要求の項目は大きく三つに分かれる。第一は参加権で、鉄鋼産業基本計画と年間実行計画を策定・評価する過程に労働組合が入り、大統領直属または政府傘下の鉄鋼関連委員会に労組・地域の代表の参加を義務化し、政府の支援基準と評価結果を公開せよという内容だ。第二は支援の条件で、設備調整と事業再編を支援する際に雇用維持・総雇用保障・整理解雇の禁止を前提として掲げ、人員削減や減産、工程転換の計画を承認する前に雇用影響評価を経よという要求だ。
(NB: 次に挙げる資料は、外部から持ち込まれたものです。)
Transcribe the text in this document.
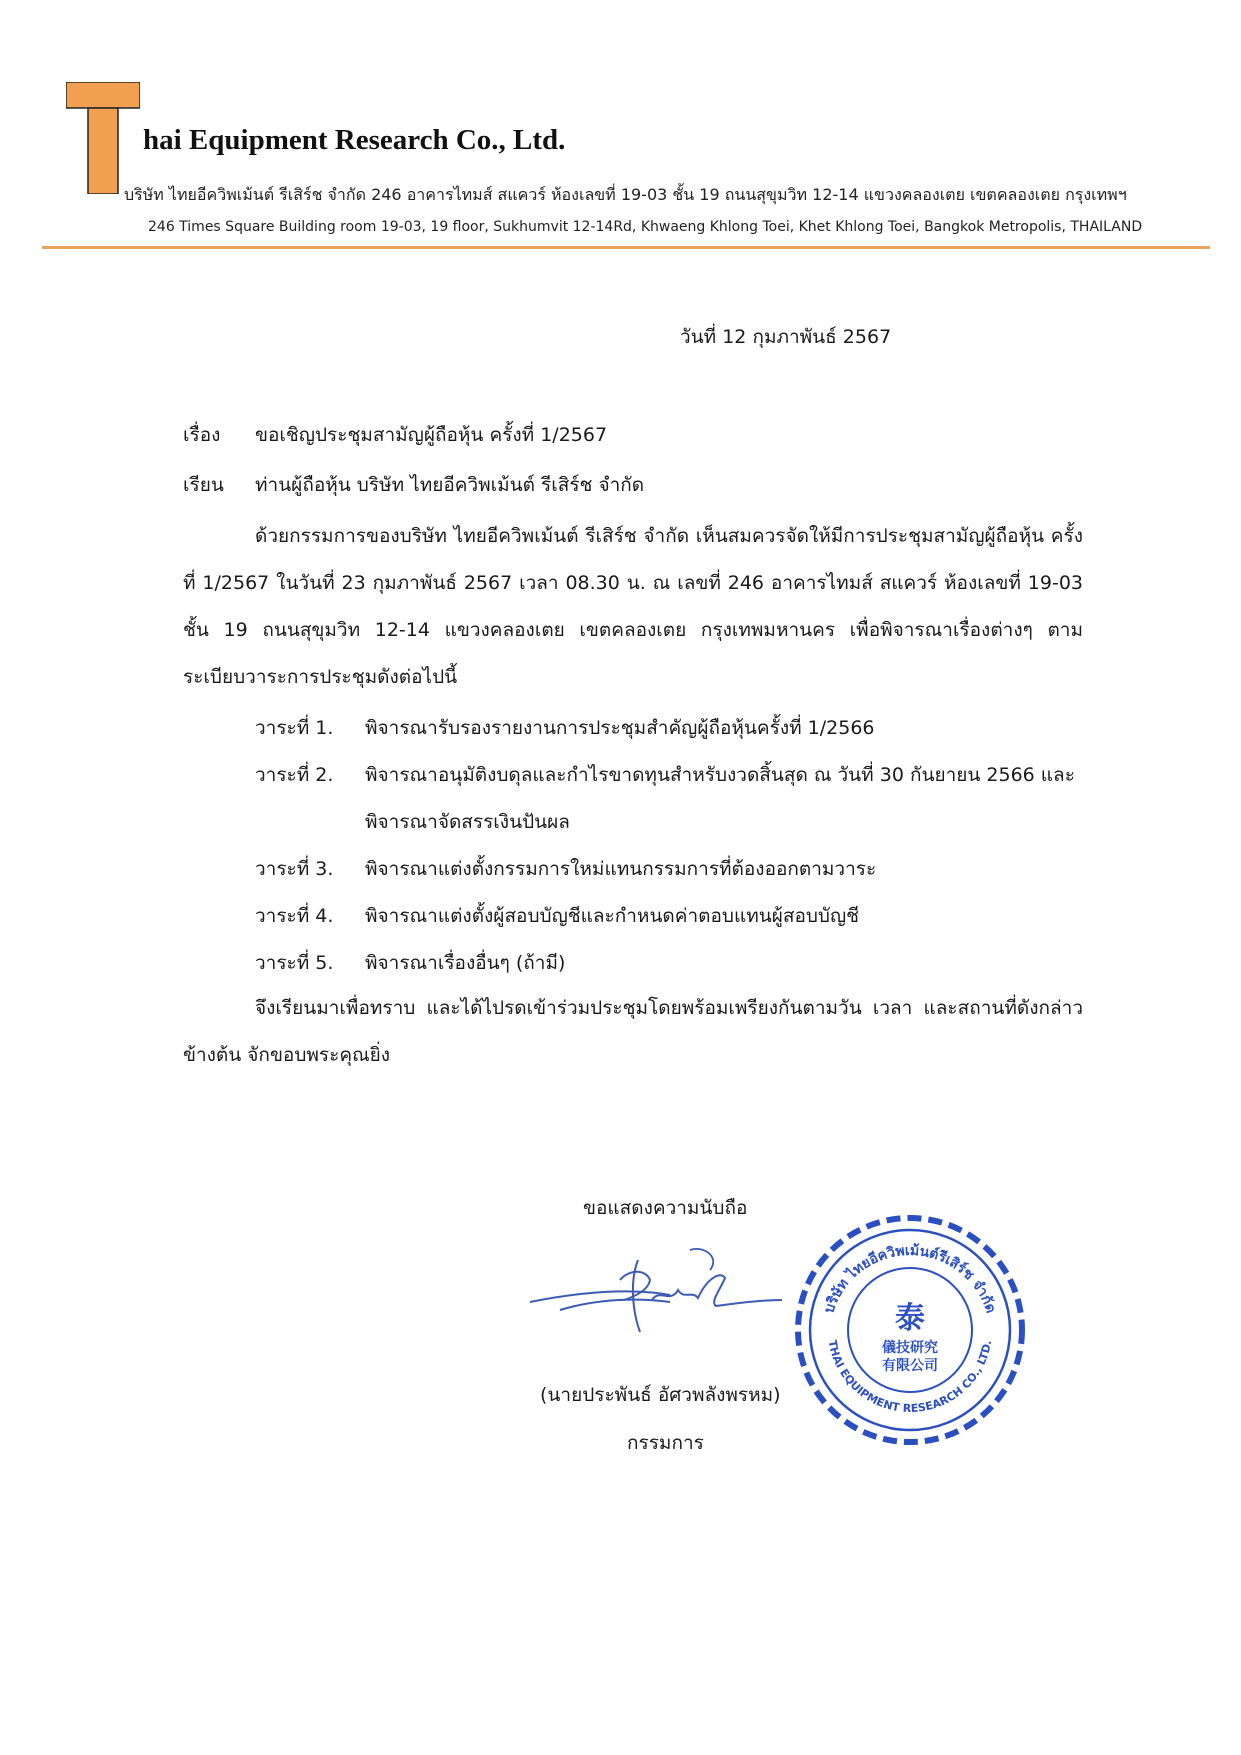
hai Equipment Research Co., Ltd.
บริษัท ไทยอีควิพเม้นต์ รีเสิร์ช จำกัด 246 อาคารไทมส์ สแควร์ ห้องเลขที่ 19-03 ชั้น 19 ถนนสุขุมวิท 12-14 แขวงคลองเตย เขตคลองเตย กรุงเทพฯ
246 Times Square Building room 19-03, 19 floor, Sukhumvit 12-14Rd, Khwaeng Khlong Toei, Khet Khlong Toei, Bangkok Metropolis, THAILAND
วันที่ 12 กุมภาพันธ์ 2567
เรื่อง ขอเชิญประชุมสามัญผู้ถือหุ้น ครั้งที่ 1/2567
เรียน ท่านผู้ถือหุ้น บริษัท ไทยอีควิพเม้นต์ รีเสิร์ช จำกัด
ด้วยกรรมการของบริษัท ไทยอีควิพเม้นต์ รีเสิร์ช จำกัด เห็นสมควรจัดให้มีการประชุมสามัญผู้ถือหุ้น ครั้งที่ 1/2567 ในวันที่ 23 กุมภาพันธ์ 2567 เวลา 08.30 น. ณ เลขที่ 246 อาคารไทมส์ สแควร์ ห้องเลขที่ 19-03 ชั้น 19 ถนนสุขุมวิท 12-14 แขวงคลองเตย เขตคลองเตย กรุงเทพมหานคร เพื่อพิจารณาเรื่องต่างๆ ตามระเบียบวาระการประชุมดังต่อไปนี้
วาระที่ 1.	พิจารณารับรองรายงานการประชุมสำคัญผู้ถือหุ้นครั้งที่ 1/2566
วาระที่ 2.	พิจารณาอนุมัติงบดุลและกำไรขาดทุนสำหรับงวดสิ้นสุด ณ วันที่ 30 กันยายน 2566 และพิจารณาจัดสรรเงินปันผล
วาระที่ 3.	พิจารณาแต่งตั้งกรรมการใหม่แทนกรรมการที่ต้องออกตามวาระ
วาระที่ 4.	พิจารณาแต่งตั้งผู้สอบบัญชีและกำหนดค่าตอบแทนผู้สอบบัญชี
วาระที่ 5.	พิจารณาเรื่องอื่นๆ (ถ้ามี)
จึงเรียนมาเพื่อทราบ และได้ไปรดเข้าร่วมประชุมโดยพร้อมเพรียงกันตามวัน เวลา และสถานที่ดังกล่าวข้างต้น จักขอบพระคุณยิ่ง
ขอแสดงความนับถือ
(นายประพันธ์ อัศวพลังพรหม)
กรรมการ
บริษัท ไทยอีควิพเม้นต์รีเสิร์ช จำกัด
THAI EQUIPMENT RESEARCH CO., LTD.
泰
儀技研究
有限公司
税制・財政の恩恵を受ける企業が労組とあらかじめ協議し、雇用安定計画を提出するようにする案もここに含まれた。
第三は技術支援体系そのものに労働を入れようという要求だ。低炭素鉄鋼技術の支援と認証、事後管理の段階で労働安全と熟練の維持、転換配置を併せて扱えというものだ。労組は現代製鉄の浦項工場に続き仁川工場でも人員削減が進行中だと主張した。会社側の説明は別途出ていない。
水素還元製鉄と電気炉の高度化のような低炭素転換技術に政府支援の根拠を設けたことは、K-スチール法の成果に挙げられる。李在明(イ・ジェミョン)大統領も大統領選候補の時期に、浦項の水素・鉄鋼・新素材特化地区の造成と水素還元製鉄の商用化支援、高付加価値鉄鋼製品への投資拡大を公約した。設備が変われば必要な技術と人員配置も変わるが、その費用を企業と政府、労働者がどのような比率で分けるのかは、法と施行令のどちらからもはっきりとは読み取れない。
次の確認の時点は6月17日だ。施行令の最終条文が効力を持つ日であり、労組が求めた雇用関連の仕組みが実際に盛り込まれたのかを条文単位で照らし合わせられる日だ。低炭素鉄鋼特区の指定と最初の基本計画の策定手続きが続いて始まれば、支援要件を定める過程で同じ論点が再び持ち上がる余地がある。